Vyāsa betont auch, dass die Guṇas im Geist (Chitta) die treibenden Kräfte hinter Körper und Sinnen sind. In allen bisherigen Stadien des Lebens haben Sattva, Rajas, Tamas das Rad der Wiedergeburten und Erfahrungen angetrieben – den Strom von Geburt und Tod nennt er es. Doch nun, da Purusha’s Bestimmung erfüllt ist, kommen diese Vorgänge zum Halt. Die “verschiedenartigen Verwandlungen” der Natur – alles Wechselspiel, das von einer Lebensform zur nächsten führt – hören für immer auf. Swami Vivekananda bringt es in seinem Kommentar prägnant auf den Punkt: „Dann kommen all die verschiedenen Verwandlungen der Qualitäten, die von einer Daseinsform zur nächsten wechseln, für immer zum Erliegen.“. Kein neues Karma, keine neuen Hüllen oder Identifikationen mehr: Purusha ruht in sich selbst.

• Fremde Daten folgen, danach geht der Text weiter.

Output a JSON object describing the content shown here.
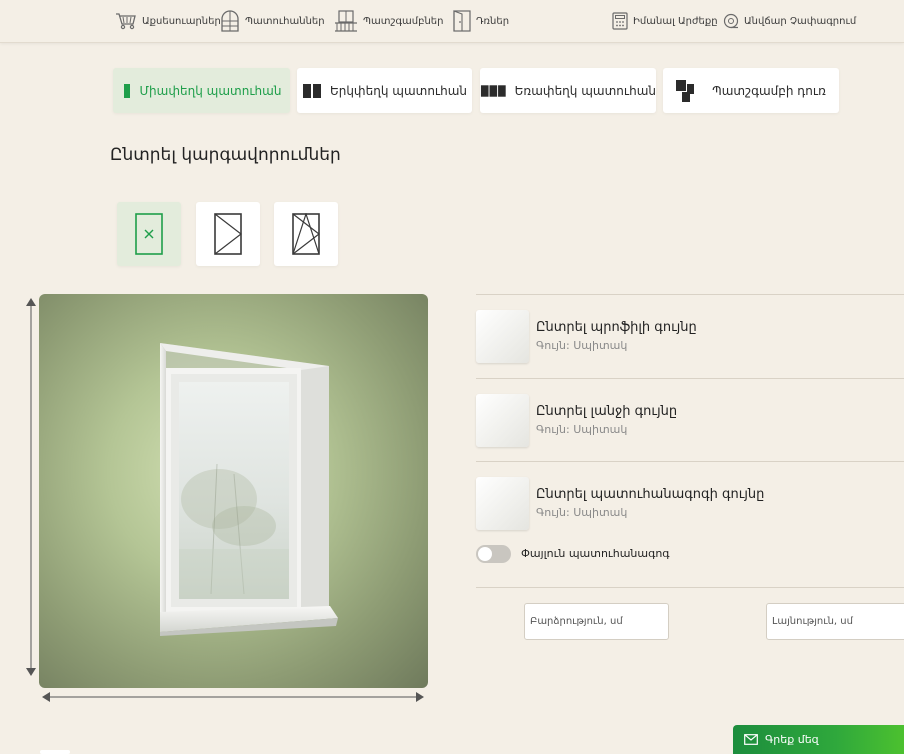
{
  "nav": {
    "accessories": "Աքսեսուարներ",
    "windows": "Պատուհաններ",
    "balconies": "Պատշգամբներ",
    "doors": "Դռներ",
    "price": "Իմանալ Արժեքը",
    "measure": "Անվճար Չափագրում"
  },
  "tabs": {
    "single": "Միափեղկ պատուհան",
    "double": "Երկփեղկ պատուհան",
    "triple": "Եռափեղկ պատուհան",
    "balcony_door": "Պատշգամբի դուռ"
  },
  "settings_title": "Ընտրել կարգավորումներ",
  "options": {
    "profile": {
      "title": "Ընտրել պրոֆիլի գույնը",
      "color": "Գույն: Սպիտակ"
    },
    "hinge": {
      "title": "Ընտրել լանջի գույնը",
      "color": "Գույն: Սպիտակ"
    },
    "sill": {
      "title": "Ընտրել պատուհանագոգի գույնը",
      "color": "Գույն: Սպիտակ"
    }
  },
  "toggle": {
    "label": "Փայլուն պատուհանագոգ",
    "on": false
  },
  "inputs": {
    "height_placeholder": "Բարձրություն, սմ",
    "width_placeholder": "Լայնություն, սմ",
    "height_value": "",
    "width_value": ""
  },
  "write_button": "Գրեք մեզ",
  "colors": {
    "accent": "#1e9e4a",
    "background": "#f4efe6",
    "active_tab": "#e3ecdc"
  },
  "icons": [
    "cart-icon",
    "window-arch-icon",
    "balcony-icon",
    "door-icon",
    "calculator-icon",
    "tape-measure-icon",
    "mail-icon",
    "close-icon"
  ]
}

Ein berühmtes Bild aus der Sāṃkhya-Tradition veranschaulicht diesen Moment: Prakṛti (die Natur) wird mit einer Tänzerin verglichen. „So wie eine Tänzerin aufhört zu tanzen, nachdem sie sich dem Publikum gezeigt hat, genauso zieht sich die Urnatur zurück, nachdem sie sich dem Selbst offenbart hat.“. Die Gunas haben ihren letzten Tanz getanzt. Der Zuschauer – das Selbst – ist zufrieden, hat genug gesehen. Der Vorhang fällt.

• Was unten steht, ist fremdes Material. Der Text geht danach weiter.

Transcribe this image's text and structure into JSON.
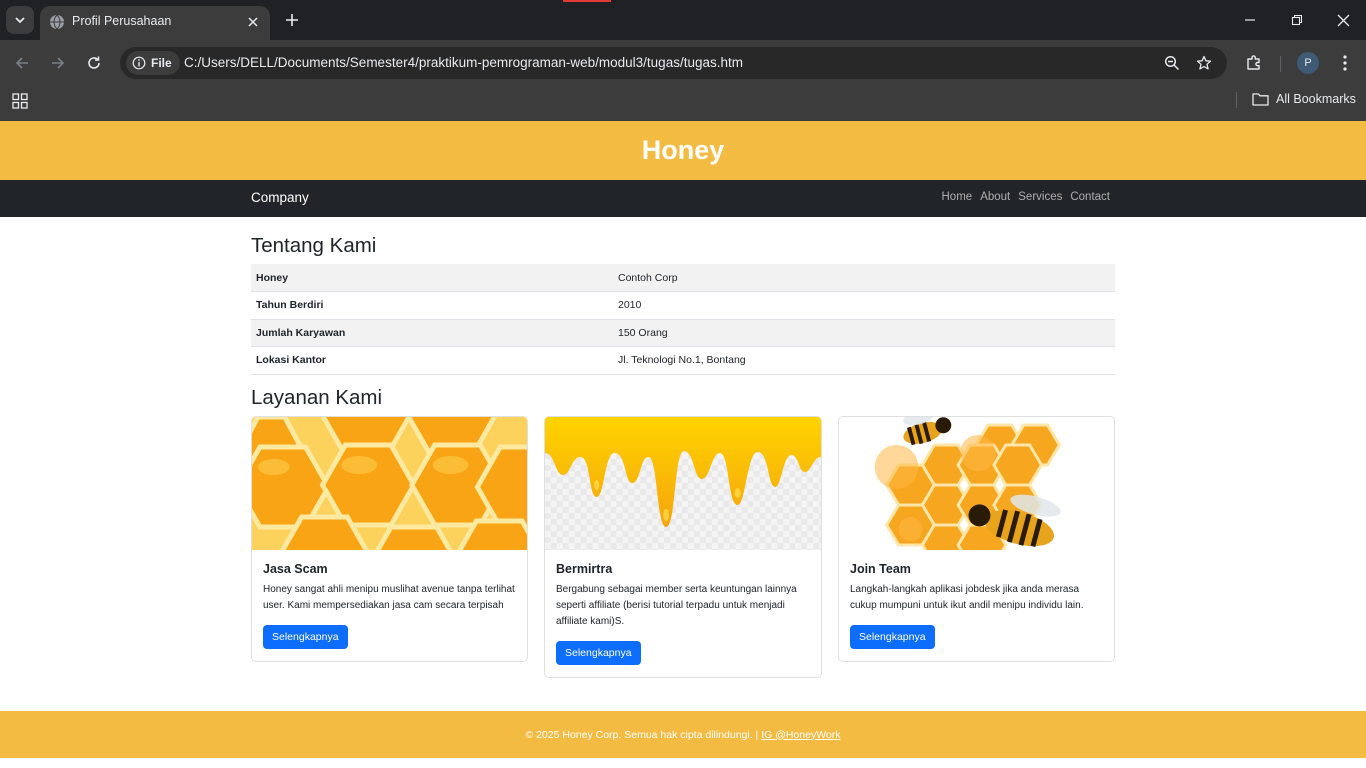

Mehr zu Vyasas Kommentar unten.

Vācaspati Miśra: Das Ende der Folge und der Moment des Übergangs

Vācaspati Miśra, der im 9. Jahrhundert Vyāsas Erläuterungen im Tattva-Vaiśāradī-Kommentar weiter auslegte, unterstreicht die Logik und Konsequenz dieses Sutra. Er diskutiert, warum es überhaupt Sinn ergibt, von einer „Abfolge der Veränderungen“ zu sprechen, die enden kann.

Hier schimmert eine Debatte mit den Buddhisten durch: In der buddhistischen Philosophie jener Zeit galt der Geist als Abfolge momentaner Ereignisse ohne bleibendes Substrat – alles fließt von Moment zu Moment, nichts dauert an. Einige buddhistische Denker behaupteten, jeder Gedanke sei völlig getrennt vom nächsten, der Geist also reine Vergänglichkeit.

Vācaspati (in der Tradition Vyāsas) hält dem entgegen, dass es sehr wohl eine Aneinanderreihung (krama) von Veränderungen gibt, die einen Zusammenhang bilden – sonst könnte man kein geordnetes Erleben, keine Kontinuität und kein zielgerichtetes Ende dieser Folge denken.

Patañjali definiert deshalb im folgenden Sutra (4.33) genauer, was mit der Abfolge gemeint ist: Zeit und Wandlung sind greifbar als Kette von Momenten, und man erkennt das Ganze erst retrospektiv am Ende der Sequenz. Diese Betonung der Erkennbarkeit des Wandlungs-Prozesses im letzten Moment ist auch eine philosophische Spitze gegen die radikale Momentlehre – sie sagt: Doch, es gibt eine Kette, die man sogar durchschauen kann, wenn man bis zum Schluss aufmerksam bleibt.

Für den Yogi bedeutet das praktisch: Im Moment der Befreiung blickt man auf den gesamten Fluss der Veränderungen zurück und durchschaut ihn in Gänze. Damit verliert er seine Macht. Die Kette reißt. Das Rad der Zeit steht still.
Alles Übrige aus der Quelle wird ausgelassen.